At the start of the year, we made an internal decision to make web performance a cross-cutting axis in all our projects, not an optional extra. Four months later, with several projects already in production, we want to share what we learned.

What we already knew

Established practices still work. Optimizing images, reducing JavaScript, avoiding render-path blocking, using local fonts instead of external services. Nothing new. The difference is that in 2026 browsers are stricter and users less patient than ever.

Core Web Vitals as a starting point

We start every audit with Core Web Vitals, not because they’re perfect, but because they give us a common language with non-technical clients. When an LCP drops from 4 seconds to 1.2, that’s an easy conversation to have.

What surprised us

Three discoveries changed how we work this year:

Fonts are still the bottleneck

We assumed fonts were already a solved problem with font-display: swap and preloads. Turns out they’re not. On Latin American mobile connections, poorly configured fonts still cause perceptible layout shifts even in 2026.

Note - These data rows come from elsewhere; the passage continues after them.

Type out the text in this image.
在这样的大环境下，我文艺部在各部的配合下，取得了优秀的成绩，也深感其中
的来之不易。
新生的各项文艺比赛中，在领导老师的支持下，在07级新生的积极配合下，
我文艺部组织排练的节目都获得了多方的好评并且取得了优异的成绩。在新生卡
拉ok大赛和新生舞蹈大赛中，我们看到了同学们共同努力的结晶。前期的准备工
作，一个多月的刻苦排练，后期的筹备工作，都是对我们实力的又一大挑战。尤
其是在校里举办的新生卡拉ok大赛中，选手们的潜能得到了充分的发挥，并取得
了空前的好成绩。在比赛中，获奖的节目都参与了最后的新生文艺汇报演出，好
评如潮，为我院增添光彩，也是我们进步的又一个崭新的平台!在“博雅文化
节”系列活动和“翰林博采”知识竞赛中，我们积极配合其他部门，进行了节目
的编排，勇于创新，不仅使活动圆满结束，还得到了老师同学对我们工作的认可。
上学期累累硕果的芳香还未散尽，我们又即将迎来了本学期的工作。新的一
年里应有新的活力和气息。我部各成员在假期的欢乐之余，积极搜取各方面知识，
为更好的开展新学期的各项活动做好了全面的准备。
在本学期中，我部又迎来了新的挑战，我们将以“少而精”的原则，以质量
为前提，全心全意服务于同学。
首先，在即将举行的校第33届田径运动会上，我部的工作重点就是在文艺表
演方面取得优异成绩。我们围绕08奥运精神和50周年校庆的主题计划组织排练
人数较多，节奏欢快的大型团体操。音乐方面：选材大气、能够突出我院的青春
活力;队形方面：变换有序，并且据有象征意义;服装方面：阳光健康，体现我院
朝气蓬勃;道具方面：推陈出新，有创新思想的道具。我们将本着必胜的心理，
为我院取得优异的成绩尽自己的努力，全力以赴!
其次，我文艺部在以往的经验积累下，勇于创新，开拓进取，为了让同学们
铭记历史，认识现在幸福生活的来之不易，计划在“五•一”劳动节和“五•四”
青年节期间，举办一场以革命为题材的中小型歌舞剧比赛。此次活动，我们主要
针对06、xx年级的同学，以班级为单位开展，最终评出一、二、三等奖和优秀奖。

Edge isn’t always the answer

We deployed several projects on edge functions and discovered that for certain patterns — especially APIs with many dependencies — edge introduces additional latency on cold starts. The simple rule “edge is faster” is false.

Modern frameworks are increasingly lightweight

Astro, in particular, surprised us. Complex sites that weighed 280KB of JavaScript in Next.js dropped to less than 30KB in Astro without sacrificing interactivity.

What we’ll do differently

For the rest of the year, our approach will be even more radical: performance budgets per project, continuous monitoring in production, and, when possible, frameworks that ship less JavaScript by default. Speed is no longer a nice-to-have. It’s a product decision.